Wednesday, March 12, 2008

Imagination, then and now

A three foot long piece of one by two, borrowed from the woodpile, and a cross piece nailed for a hilt was an extension of a boy's imagination when I was a child. With this hand-forged implement in hand one could be Robin Hood or one of his Merry Men, a Roman centurion guarding the cross, or part of Jeb Stuart's cavalry, riding down on unsuspecting Yankee infantry. A pirate loomed there in the bushes or hanged from the riggings of an oak tree. A garrison of Spanish soldiers, dressed in their metal helmets and armor, were waiting behind the split level ranchhouse in Indianapolis for the arrival, by sea, of Sir Francis Drake and his Sea Hawks.

It didn't hurt that every old black and white movie seemed to hold a story with Errol Flynn fighting Basil Rathbone or Leslie Howard spying on the French as the Scarlet Pimpernel. Even Clark Gable took the Bounty from the hands of the overbearing Captain Bligh at swordpoint. Its no wonder my imagination was so easily caught up by the simple wooden invention rescued from the woodpile.

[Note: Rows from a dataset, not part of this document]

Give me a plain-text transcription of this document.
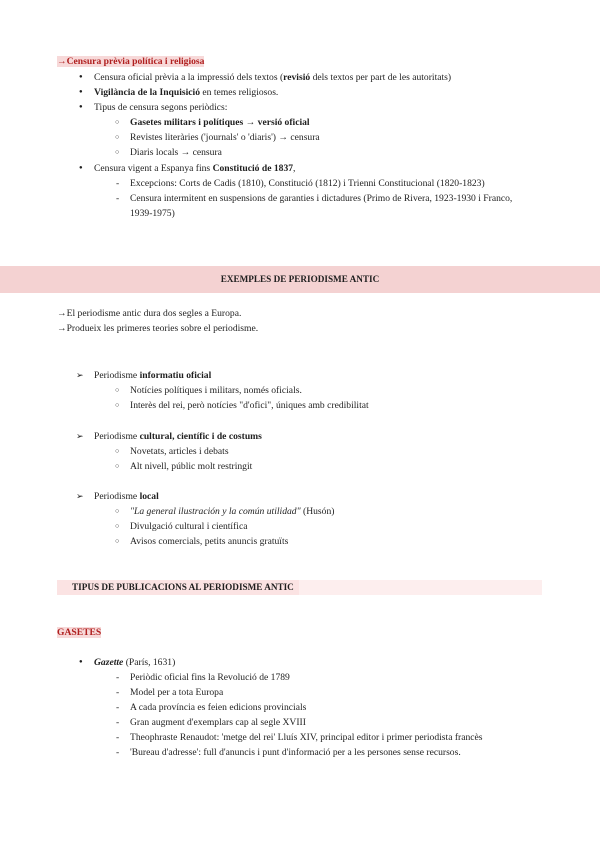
→Censura prèvia política i religiosa
● Censura oficial prèvia a la impressió dels textos (revisió dels textos per part de les autoritats)
● Vigilància de la Inquisició en temes religiosos.
● Tipus de censura segons periòdics:
○ Gasetes militars i polítiques → versió oficial
○ Revistes literàries ('journals' o 'diaris') → censura
○ Diaris locals → censura
● Censura vigent a Espanya fins Constitució de 1837,
- Excepcions: Corts de Cadis (1810), Constitució (1812) i Trienni Constitucional (1820-1823)
- Censura intermitent en suspensions de garanties i dictadures (Primo de Rivera, 1923-1930 i Franco,
1939-1975)
EXEMPLES DE PERIODISME ANTIC
→El periodisme antic dura dos segles a Europa.
→Produeix les primeres teories sobre el periodisme.
➢ Periodisme informatiu oficial
○ Notícies polítiques i militars, només oficials.
○ Interès del rei, però notícies "d'ofici", úniques amb credibilitat
➢ Periodisme cultural, científic i de costums
○ Novetats, articles i debats
○ Alt nivell, públic molt restringit
➢ Periodisme local
○ "La general ilustración y la común utilidad" (Husón)
○ Divulgació cultural i científica
○ Avisos comercials, petits anuncis gratuïts
TIPUS DE PUBLICACIONS AL PERIODISME ANTIC
GASETES
● Gazette (París, 1631)
- Periòdic oficial fins la Revolució de 1789
- Model per a tota Europa
- A cada província es feien edicions provincials
- Gran augment d'exemplars cap al segle XVIII
- Theophraste Renaudot: 'metge del rei' Lluís XIV, principal editor i primer periodista francès
- 'Bureau d'adresse': full d'anuncis i punt d'informació per a les persones sense recursos.
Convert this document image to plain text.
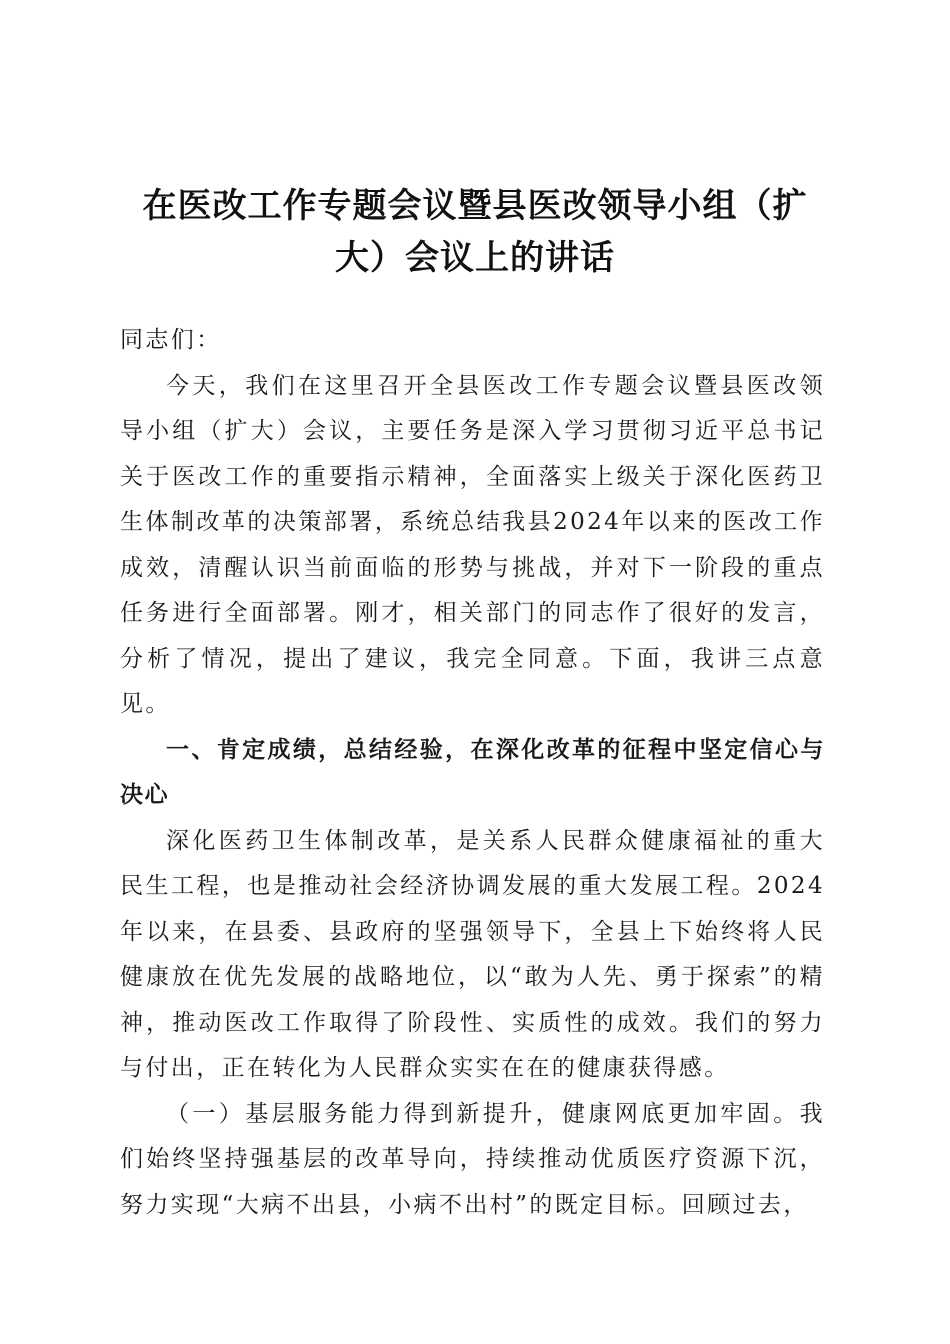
在医改工作专题会议暨县医改领导小组（扩大）会议上的讲话

同志们：

今天，我们在这里召开全县医改工作专题会议暨县医改领导小组（扩大）会议，主要任务是深入学习贯彻习近平总书记关于医改工作的重要指示精神，全面落实上级关于深化医药卫生体制改革的决策部署，系统总结我县2024年以来的医改工作成效，清醒认识当前面临的形势与挑战，并对下一阶段的重点任务进行全面部署。刚才，相关部门的同志作了很好的发言，分析了情况，提出了建议，我完全同意。下面，我讲三点意见。

一、肯定成绩，总结经验，在深化改革的征程中坚定信心与决心

深化医药卫生体制改革，是关系人民群众健康福祉的重大民生工程，也是推动社会经济协调发展的重大发展工程。2024年以来，在县委、县政府的坚强领导下，全县上下始终将人民健康放在优先发展的战略地位，以“敢为人先、勇于探索”的精神，推动医改工作取得了阶段性、实质性的成效。我们的努力与付出，正在转化为人民群众实实在在的健康获得感。

（一）基层服务能力得到新提升，健康网底更加牢固。我们始终坚持强基层的改革导向，持续推动优质医疗资源下沉，努力实现“大病不出县，小病不出村”的既定目标。回顾过去，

Oddly, my ability to define and transform the simplest activities into something grander and historical continued on into adulthood. Could it be easier to transform a football game in 1978 between Washington and Lee University and Gettysburg College, played on a grassy football field in Gettysburg, Pennsylvania, into a replay of the third day of Gettysburg in 1862, W&L throwing line after line into the Union horde, only to die (figuratively), with a loss in the end. Only the time of year (early November) would detract from the imagination's charge of Pickett's legions. Only the measure of our injuries and losses would alter the slow, sad ride back home to Virginia from the retreat of the Army of Northern Virginia. It might cause one to wish we were marching among those Southern hosts, trying desperately to save a campaign of losses, rather than just a bunch of undersized football players, trying to wrest a victory from a season of losses.

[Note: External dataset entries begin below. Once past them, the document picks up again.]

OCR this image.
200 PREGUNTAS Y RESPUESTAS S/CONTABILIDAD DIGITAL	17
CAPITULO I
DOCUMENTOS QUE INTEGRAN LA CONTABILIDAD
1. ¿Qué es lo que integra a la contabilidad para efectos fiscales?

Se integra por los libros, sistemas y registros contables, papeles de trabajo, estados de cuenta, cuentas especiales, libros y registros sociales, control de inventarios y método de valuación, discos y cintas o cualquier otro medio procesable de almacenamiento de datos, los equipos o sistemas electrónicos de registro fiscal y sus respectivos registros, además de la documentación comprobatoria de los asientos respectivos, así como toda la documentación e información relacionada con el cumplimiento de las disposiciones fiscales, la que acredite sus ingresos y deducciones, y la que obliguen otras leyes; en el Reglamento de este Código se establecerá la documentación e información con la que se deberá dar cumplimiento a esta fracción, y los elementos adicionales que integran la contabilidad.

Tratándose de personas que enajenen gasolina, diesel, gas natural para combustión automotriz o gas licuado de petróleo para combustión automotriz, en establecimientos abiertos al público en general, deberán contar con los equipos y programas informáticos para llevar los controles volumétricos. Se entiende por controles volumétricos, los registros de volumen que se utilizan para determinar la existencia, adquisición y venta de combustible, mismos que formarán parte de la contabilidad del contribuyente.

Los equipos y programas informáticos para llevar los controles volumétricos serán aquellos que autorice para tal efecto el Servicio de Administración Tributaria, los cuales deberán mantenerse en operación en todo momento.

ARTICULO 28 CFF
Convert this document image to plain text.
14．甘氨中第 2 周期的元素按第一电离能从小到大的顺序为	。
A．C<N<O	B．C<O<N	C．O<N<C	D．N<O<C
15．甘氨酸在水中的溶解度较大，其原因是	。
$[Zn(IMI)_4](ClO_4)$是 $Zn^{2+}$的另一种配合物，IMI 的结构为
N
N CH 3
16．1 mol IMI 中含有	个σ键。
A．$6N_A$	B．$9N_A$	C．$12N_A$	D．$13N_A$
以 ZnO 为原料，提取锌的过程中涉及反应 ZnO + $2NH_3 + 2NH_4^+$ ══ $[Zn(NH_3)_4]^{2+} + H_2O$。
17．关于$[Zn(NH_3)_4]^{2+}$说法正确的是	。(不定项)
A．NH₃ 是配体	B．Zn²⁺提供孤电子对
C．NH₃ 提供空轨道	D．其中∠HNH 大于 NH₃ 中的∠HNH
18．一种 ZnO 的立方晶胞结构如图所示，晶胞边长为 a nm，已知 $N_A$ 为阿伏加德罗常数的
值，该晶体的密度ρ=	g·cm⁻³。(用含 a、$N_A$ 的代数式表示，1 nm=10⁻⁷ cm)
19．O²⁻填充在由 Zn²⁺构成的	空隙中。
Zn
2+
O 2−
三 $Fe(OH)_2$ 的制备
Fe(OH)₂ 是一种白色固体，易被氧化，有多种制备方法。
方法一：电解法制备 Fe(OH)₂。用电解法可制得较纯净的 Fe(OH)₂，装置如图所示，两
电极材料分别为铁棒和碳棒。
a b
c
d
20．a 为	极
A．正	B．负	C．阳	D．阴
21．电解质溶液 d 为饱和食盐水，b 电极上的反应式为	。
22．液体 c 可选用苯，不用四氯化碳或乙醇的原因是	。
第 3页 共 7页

Even in my professional life, the sense of quiet moral outrage and calm compassion for one's client as was exhibited by the actor Gregory Peck in 'To Kill a Mockingbird' sometimes charges your presentation before the court with something the everyday facts might not easily inspire. It is no wonder that many lawyers first see themselves as lawyers at least partially due to an early viewing of that movie.

It makes me wonder if soldiers, casting about in Iraq and Afghanistan, doing their duties, sometimes see themselves as famous soldiers from years gone by. In the movie, 'Patton', George C. Scott, playing General Patton, talks about "being" in ancient battles as a Carthaginian in North Africa or other soldier in other times. He is depicted in the movie as believing himself to be the reincarnation of soldiers of earlier times.

Does it inspire us to imagine our place in the dirty, dangerous jobs in which we find ourselves as something more noble than normal? Does it help us or delude us?